Steven J. Jensen, Living the Good Life: A Beginner’s Thomistic Ethics, Catholic University of America Press: Washington, 2013; 216 pp.: 9780813221458, £20.50/$24.95 (pbk)
Numerous volumes explain and analyse Thomas Aquinas’s moral theory for scholars and students. Jensen’s book offers one of the clearest, comprehensive and most systematic expositions of Thomistic ethics aimed at helping the beginner to understand the essential features of Aquinas’s account, and serving as a practical guide for moral conduct. Jensen effectively distills Aquinas’s voluminous treatment of moral psychology, the ontological structure of human actions, concepts of good and evil, virtue and vice, and moral law into an accessible format.
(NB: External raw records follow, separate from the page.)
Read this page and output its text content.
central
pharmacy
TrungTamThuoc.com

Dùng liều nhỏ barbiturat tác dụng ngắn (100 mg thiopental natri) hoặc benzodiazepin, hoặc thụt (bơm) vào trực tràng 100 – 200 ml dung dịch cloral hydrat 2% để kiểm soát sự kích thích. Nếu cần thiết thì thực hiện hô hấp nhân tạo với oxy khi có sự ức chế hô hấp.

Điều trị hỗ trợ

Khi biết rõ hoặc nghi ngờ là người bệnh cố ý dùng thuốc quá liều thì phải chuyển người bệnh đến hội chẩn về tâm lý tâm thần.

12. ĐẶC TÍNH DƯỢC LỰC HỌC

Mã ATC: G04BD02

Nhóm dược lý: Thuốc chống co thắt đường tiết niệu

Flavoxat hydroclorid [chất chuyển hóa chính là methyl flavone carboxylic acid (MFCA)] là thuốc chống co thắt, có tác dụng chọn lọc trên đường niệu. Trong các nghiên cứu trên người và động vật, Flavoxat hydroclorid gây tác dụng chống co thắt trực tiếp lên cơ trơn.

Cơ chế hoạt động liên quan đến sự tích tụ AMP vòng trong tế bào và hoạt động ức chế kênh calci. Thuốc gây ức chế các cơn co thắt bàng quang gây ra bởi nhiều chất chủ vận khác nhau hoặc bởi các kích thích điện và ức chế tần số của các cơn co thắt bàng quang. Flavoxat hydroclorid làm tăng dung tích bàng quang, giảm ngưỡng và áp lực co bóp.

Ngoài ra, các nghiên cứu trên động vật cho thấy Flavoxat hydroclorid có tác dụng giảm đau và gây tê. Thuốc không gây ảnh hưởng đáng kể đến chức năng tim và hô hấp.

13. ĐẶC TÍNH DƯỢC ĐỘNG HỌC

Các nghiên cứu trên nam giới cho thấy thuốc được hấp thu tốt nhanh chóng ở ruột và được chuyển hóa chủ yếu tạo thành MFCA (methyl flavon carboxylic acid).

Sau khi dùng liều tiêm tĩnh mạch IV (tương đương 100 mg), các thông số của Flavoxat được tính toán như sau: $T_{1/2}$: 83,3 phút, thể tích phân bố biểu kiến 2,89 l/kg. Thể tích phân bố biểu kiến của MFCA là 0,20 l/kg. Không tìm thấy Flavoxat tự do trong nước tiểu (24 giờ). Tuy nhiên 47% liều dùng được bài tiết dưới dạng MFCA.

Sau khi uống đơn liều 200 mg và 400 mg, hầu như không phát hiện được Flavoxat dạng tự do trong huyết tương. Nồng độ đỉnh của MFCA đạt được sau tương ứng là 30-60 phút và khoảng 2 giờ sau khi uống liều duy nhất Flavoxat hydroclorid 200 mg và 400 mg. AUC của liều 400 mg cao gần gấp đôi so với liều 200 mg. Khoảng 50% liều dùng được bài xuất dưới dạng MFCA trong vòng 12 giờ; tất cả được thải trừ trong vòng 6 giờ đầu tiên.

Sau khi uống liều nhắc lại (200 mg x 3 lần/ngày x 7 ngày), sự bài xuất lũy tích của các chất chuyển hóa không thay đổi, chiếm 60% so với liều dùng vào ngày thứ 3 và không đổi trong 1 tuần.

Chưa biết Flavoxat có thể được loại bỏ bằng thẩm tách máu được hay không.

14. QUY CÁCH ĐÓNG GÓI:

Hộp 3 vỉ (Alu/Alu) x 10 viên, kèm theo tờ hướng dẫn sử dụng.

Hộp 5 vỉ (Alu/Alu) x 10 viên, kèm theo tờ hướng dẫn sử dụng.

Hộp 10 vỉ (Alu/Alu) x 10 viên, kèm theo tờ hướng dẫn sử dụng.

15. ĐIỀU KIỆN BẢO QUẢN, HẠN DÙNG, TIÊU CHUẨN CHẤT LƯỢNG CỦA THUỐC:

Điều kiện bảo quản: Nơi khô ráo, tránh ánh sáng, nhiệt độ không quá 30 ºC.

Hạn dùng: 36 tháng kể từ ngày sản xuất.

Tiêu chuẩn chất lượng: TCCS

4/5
He demonstrates how Aquinas’s treatments of each topic cohere into an overall view that is compatible with the latest discoveries in the science of moral development.
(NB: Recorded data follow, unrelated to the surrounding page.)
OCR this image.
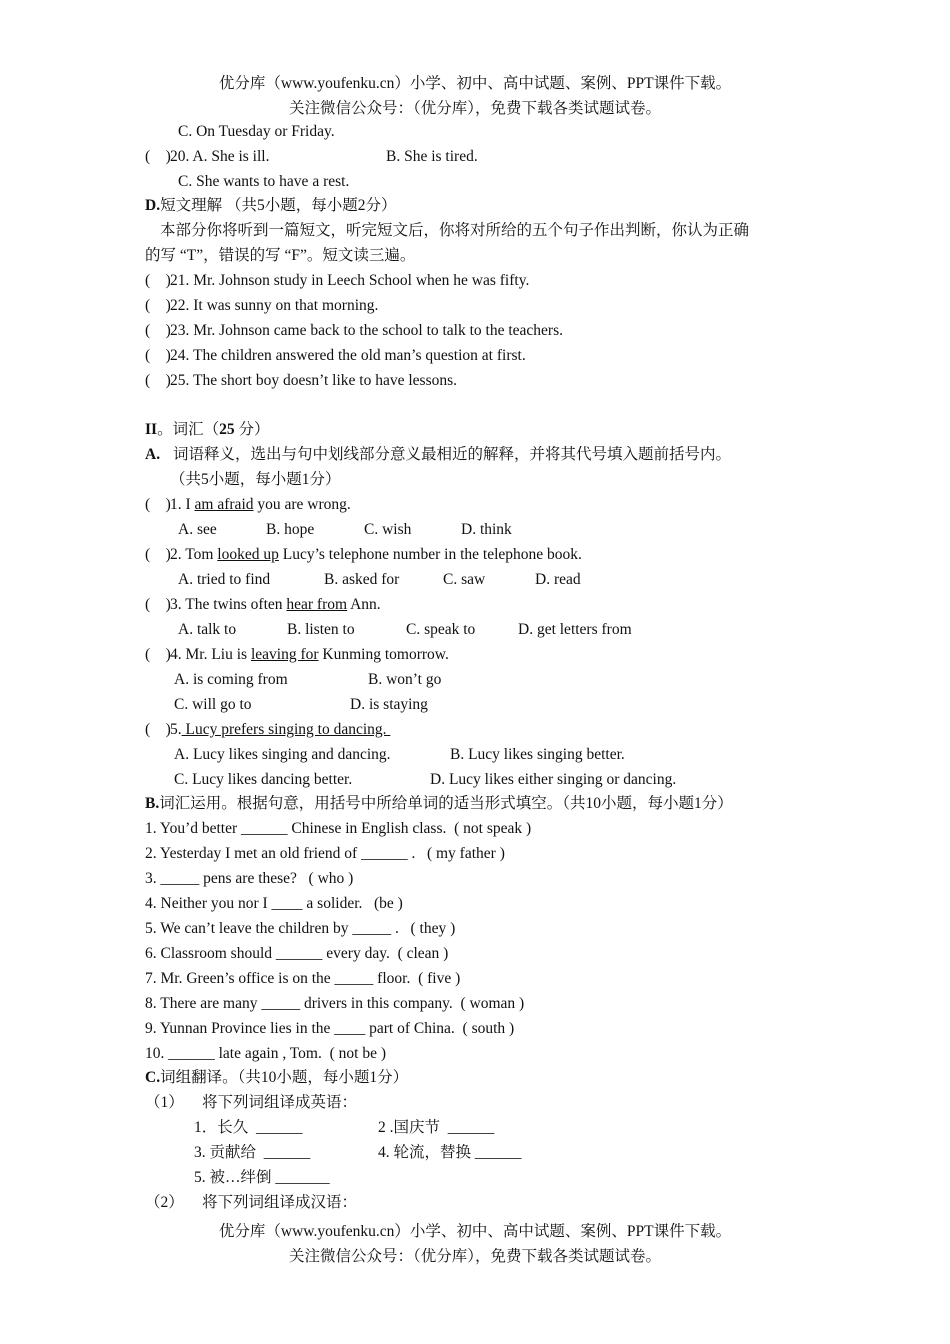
优分库（www.youfenku.cn）小学、初中、高中试题、案例、PPT课件下载。
关注微信公众号：（优分库），免费下载各类试题试卷。
C. On Tuesday or Friday.
(    ) 20. A. She is ill.	B. She is tired.
C. She wants to have a rest.
D.短文理解 （共5小题，每小题2分）
本部分你将听到一篇短文，听完短文后，你将对所给的五个句子作出判断，你认为正确
的写 “T”，错误的写 “F”。短文读三遍。
(    ) 21. Mr. Johnson study in Leech School when he was fifty.
(    ) 22. It was sunny on that morning.
(    ) 23. Mr. Johnson came back to the school to talk to the teachers.
(    ) 24. The children answered the old man’s question at first.
(    ) 25. The short boy doesn’t like to have lessons.
II。词汇（25 分）
A. 词语释义，选出与句中划线部分意义最相近的解释，并将其代号填入题前括号内。
（共5小题，每小题1分）
(    ) 1. I am afraid you are wrong.
A. see	B. hope	C. wish	D. think
(    ) 2. Tom looked up Lucy’s telephone number in the telephone book.
A. tried to find	B. asked for	C. saw	D. read
(    ) 3. The twins often hear from Ann.
A. talk to	B. listen to	C. speak to	D. get letters from
(    ) 4. Mr. Liu is leaving for Kunming tomorrow.
A. is coming from	B. won’t go
C. will go to	D. is staying
(    ) 5. Lucy prefers singing to dancing.
A. Lucy likes singing and dancing.	B. Lucy likes singing better.
C. Lucy likes dancing better.	D. Lucy likes either singing or dancing.
B.词汇运用。根据句意，用括号中所给单词的适当形式填空。（共10小题，每小题1分）
1. You’d better ______ Chinese in English class.  ( not speak )
2. Yesterday I met an old friend of ______ .   ( my father )
3. _____ pens are these?   ( who )
4. Neither you nor I ____ a solider.   (be )
5. We can’t leave the children by _____ .   ( they )
6. Classroom should ______ every day.  ( clean )
7. Mr. Green’s office is on the _____ floor.  ( five )
8. There are many _____ drivers in this company.  ( woman )
9. Yunnan Province lies in the ____ part of China.  ( south )
10. ______ late again , Tom.  ( not be )
C.词组翻译。（共10小题，每小题1分）
（1） 将下列词组译成英语：
1．长久  ______	2 .国庆节  ______
3. 贡献给  ______	4. 轮流，替换 ______
5. 被…绊倒 _______
（2） 将下列词组译成汉语：
优分库（www.youfenku.cn）小学、初中、高中试题、案例、PPT课件下载。
关注微信公众号：（优分库），免费下载各类试题试卷。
As a ‘beginner’s’ guide, Jensen properly avoids wading into interpretive debates regarding the nuances of various theses comprising Aquinas’s ethical system. Jensen thus offers a largely unassailable presentation and also deftly shows the pragmatic nature of Aquinas’s ethical prescriptions. For example, Aquinas does not consider moral formation to be a once-and-for-all affair that happens at some tipping-point when one has finally matured. Rather, it is a lifelong process that is not best practised by constantly making New Year’s resolutions that are broken by 1 February (p. 70). Jensen also details how emotions and natural desires fit into the moral reasoning process – striking a balance between Kantian rationalism and Humean emotivism. Jensen, though, does not take the next step to invoke contemporary psychological theories advising how one can, for example, ‘daily choose to control her desires’ (p. 85).
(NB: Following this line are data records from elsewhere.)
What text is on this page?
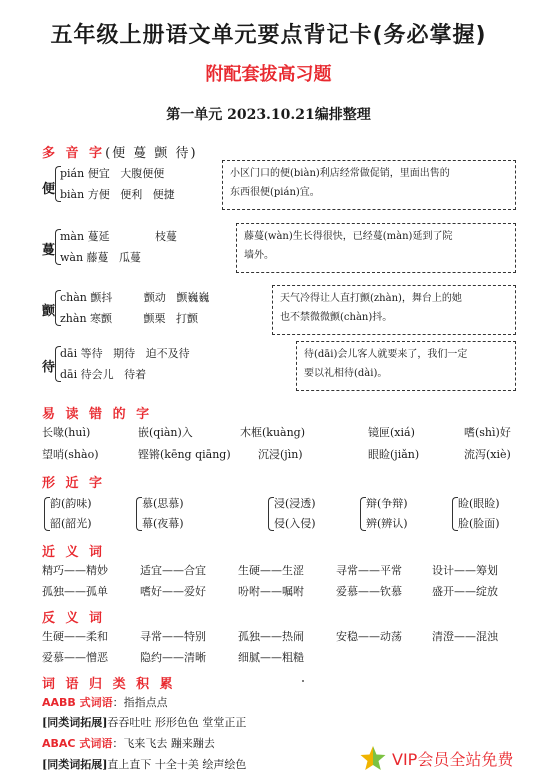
五年级上册语文单元要点背记卡(务必掌握)
附配套拔高习题
第一单元 2023.10.21编排整理
多 音 字(便 蔓 颤 待)
便
pián 便宜   大腹便便
biàn 方便   便利   便捷
小区门口的便(biàn)利店经常做促销，里面出售的
东西很便(pián)宜。
蔓
màn 蔓延             枝蔓
wàn 藤蔓   瓜蔓
藤蔓(wàn)生长得很快，已经蔓(màn)延到了院
墙外。
颤
chàn 颤抖         颤动   颤巍巍
zhàn 寒颤         颤栗   打颤
天气冷得让人直打颤(zhàn)，舞台上的她
也不禁微微颤(chàn)抖。
待
dāi 等待   期待   迫不及待
dāi 待会儿   待着
待(dāi)会儿客人就要来了，我们一定
要以礼相待(dài)。
易 读 错 的 字
长喙(huì)	嵌(qiàn)入	木框(kuàng)	镜匣(xiá)	嗜(shì)好
望哨(shào)	铿锵(kēng qiāng)	沉浸(jìn)	眼睑(jiǎn)	流泻(xiè)
形 近 字
韵(韵味)
韶(韶光)
慕(思慕)
幕(夜幕)
浸(浸透)
侵(入侵)
辩(争辩)
辨(辨认)
睑(眼睑)
脸(脸面)
近 义 词
精巧——精妙	适宜——合宜	生硬——生涩	寻常——平常	设计——筹划
孤独——孤单	嗜好——爱好	吩咐——嘱咐	爱慕——钦慕	盛开——绽放
反 义 词
生硬——柔和	寻常——特别	孤独——热闹	安稳——动荡	清澄——混浊
爱慕——憎恶	隐约——清晰	细腻——粗糙
词 语 归 类 积 累
AABB 式词语：指指点点
[同类词拓展]吞吞吐吐 形形色色 堂堂正正
ABAC 式词语：飞来飞去 蹦来蹦去
[同类词拓展]直上直下 十全十美 绘声绘色	VIP会员全站免费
Discussing the formation of conscience, Jensen faults a slave-owner, ‘Roger’, for choosing not to listen to a group of abolitionists whose arguments may lead to a change in the morally right direction (p. 42). Owing to the fact, however, that Roger’s conscience has been informed by other slave-owners since childhood, he probably believes that listening to abolitionists is not a proper means of gaining relevant information on this issue. Rather, his conscience probably tells him that listening to such ‘progressives’ will risk diverting his moral compass from ‘true north’, as he understands it. It is presumed that Roger should already know that his slave-owning is wrong and is therefore morally obliged to seek correction. But, if Roger believes his slave-owning is morally justified, then it is reasonable for him to avoid listening to those he believes to be wrong and may confuse him by their sophistical arguments. Jensen would exhort Roger to reason what the natural law dictates to be the right moral conclusion (ch. 13). Genuine disputes persist, though, even for honest investigators of the principles of natural law, calling for moral humility in the light of epistemic inconclusiveness. The reason Roger should listen to the abolitionists is not because they are right and he is wrong – for it would be difficult for him to know that a priori – but because he should humbly acknowledge the potential falsehood of his moral beliefs, which is good advice for those on opposing sides of controversial issues today.